A la pregunta:

-¿Cuál es su opinión sobre nuestro sistema de justicia?

La respuesta de cualquier ciudadano consciente debería ser:

-Muy mala.

Y, a la pregunta:

-¿Considera usted que el sistema de justicia debe ser reformado?

La respuesta tendría que ser un rotundo:

-Sí.

¿Cuántas veces habrá que insistir en ello? Desde el 2006, cuando Calderón lanzó la guerra contra el narco -que, pese a sus distintas modalidades y nombres, continúa de manera casi idéntica desde entonces-, en México ha habido cientos de miles de asesinatos y desapariciones. De los delitos que se denuncian, nuestros tribunales no resuelven de forma definitiva ni el 0.5 por ciento. Al menos en materia penal, la situación se puede describir de manera tan simple como escalofriante: en nuestro país la justicia no existe. Vivimos -hay que repetirlo hasta el cansancio- en el reino de la impunidad.

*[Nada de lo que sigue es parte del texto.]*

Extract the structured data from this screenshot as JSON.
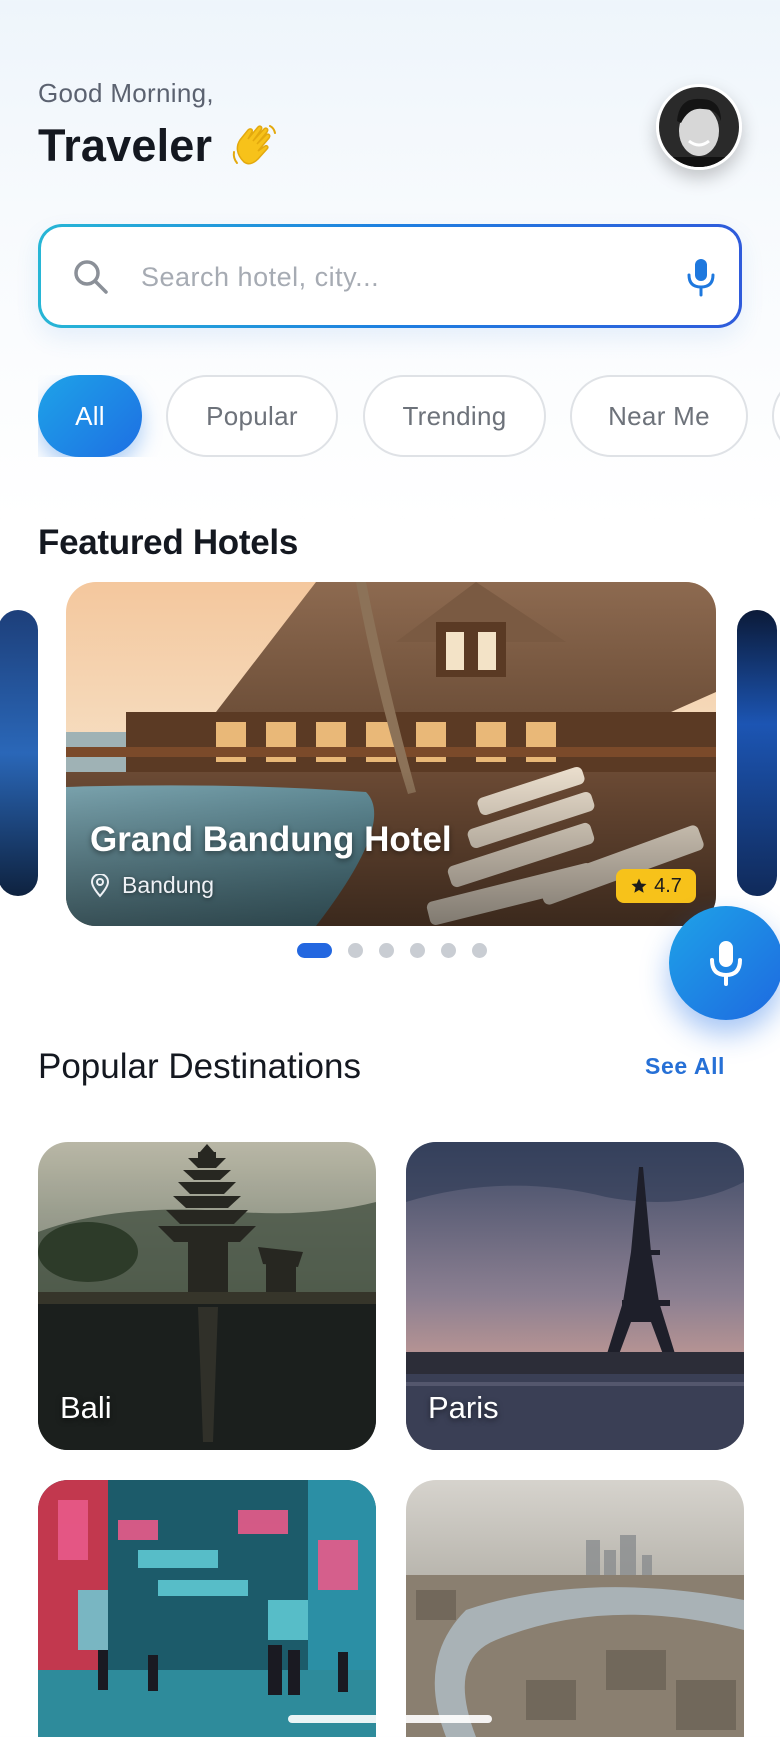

Incluso en materias que no están ligadas de forma directa con el crimen organizado -delitos sexuales y patrimoniales en particular-, la situación no es muy distinta: la justicia no es nunca ni rápida ni expedita, la corrupción es endémica y casi siempre termina saliéndose con la suya quien tiene más recursos o más poder: cerca del noventa por ciento de los casos en manos de un defensor de oficio terminan en condena. En contraste, nuestras cárceles se encuentran hacinadas de inocentes -en buena parte de los casos, sometidos a esa violación sistemática de los derechos humanos que es la prisión preventiva oficiosa cuyos supuestos López Obrador quiere incrementar-, con frecuencia de los estratos sociales más desfavorecidos, es decir, justo de aquellos por los que la 4T en teoría manifiesta mayor preocupación.

En el ámbito penal, México es un Estado fallido, incapaz de proporcionar el menor sentido de seguridad a sus habitantes. No debería haber duda: nuestro sistema de justicia es un caos que necesita una reforma urgentísima.

Por desgracia, la propuesta por AMLO -y que, con su obstinación y autoritarismo habituales, se empeña en aprobar en un mes- no es, en medida alguna, la reforma que requerimos. Para empezar, porque su objetivo nada tiene que ver con eliminar sus taras: se trata, por el contrario, del postrer acto de venganza del Presidente contra uno de los pocos actores políticos que se atrevió a resistírsele: lo único que le interesa es deshacerse de sus enemigos y de los supuestos traidores que los acompañan. De allí que su propuesta no contemple la transformación del sistema en su conjunto y se concentre en el Poder Judicial federal: acaso la instancia que, en este aciago panorama, funciona con los más altos niveles de profesionalismo y que es un contrapeso a los caprichos del Ejecutivo y a los intereses del Legislativo. Si las preguntas incluidas en la consulta popular propuesta por la Presidenta electa -una forma de ganar tiempo ante la presión de los mercados- se refieren solo al Poder Judicial, nos hallaremos ante una obvia manipulación: la opinión general será, de seguro, negativa, y el apoyo a la reforma, mayoritario, pero, insisto: la necesidad de una reforma no implica que esa reforma sea la planteada por la 4T.

La elección a través del voto de sus integrantes -y, en cascada, de los de los poderes judiciales locales- no disminuirá su ineficacia o su corrupción y, además de implicar un gasto exorbitante, solo creará nuevos problemas sin resolver los que ya lo agobian: nos distraerá en campañas sin atractivo ciudadano que, pese a todas las prevenciones, terminarán cooptadas por los partidos u otros actores políticos. El único punto positivo de la propuesta, la obligación de que los procesos se resuelvan en un año, es un mero deseo que, sin alterar el resto del sistema, se topará con la obstinada realidad. Si Claudia Sheinbaum se conforma con aprobar la reforma tal como está, ella misma caerá en una trampa que solo dañará a su incipiente gobierno: gastará buena parte de su energía y de su capital político sin mejorar un ápice las expectativas de justicia de quienes votaron masivamente por ella.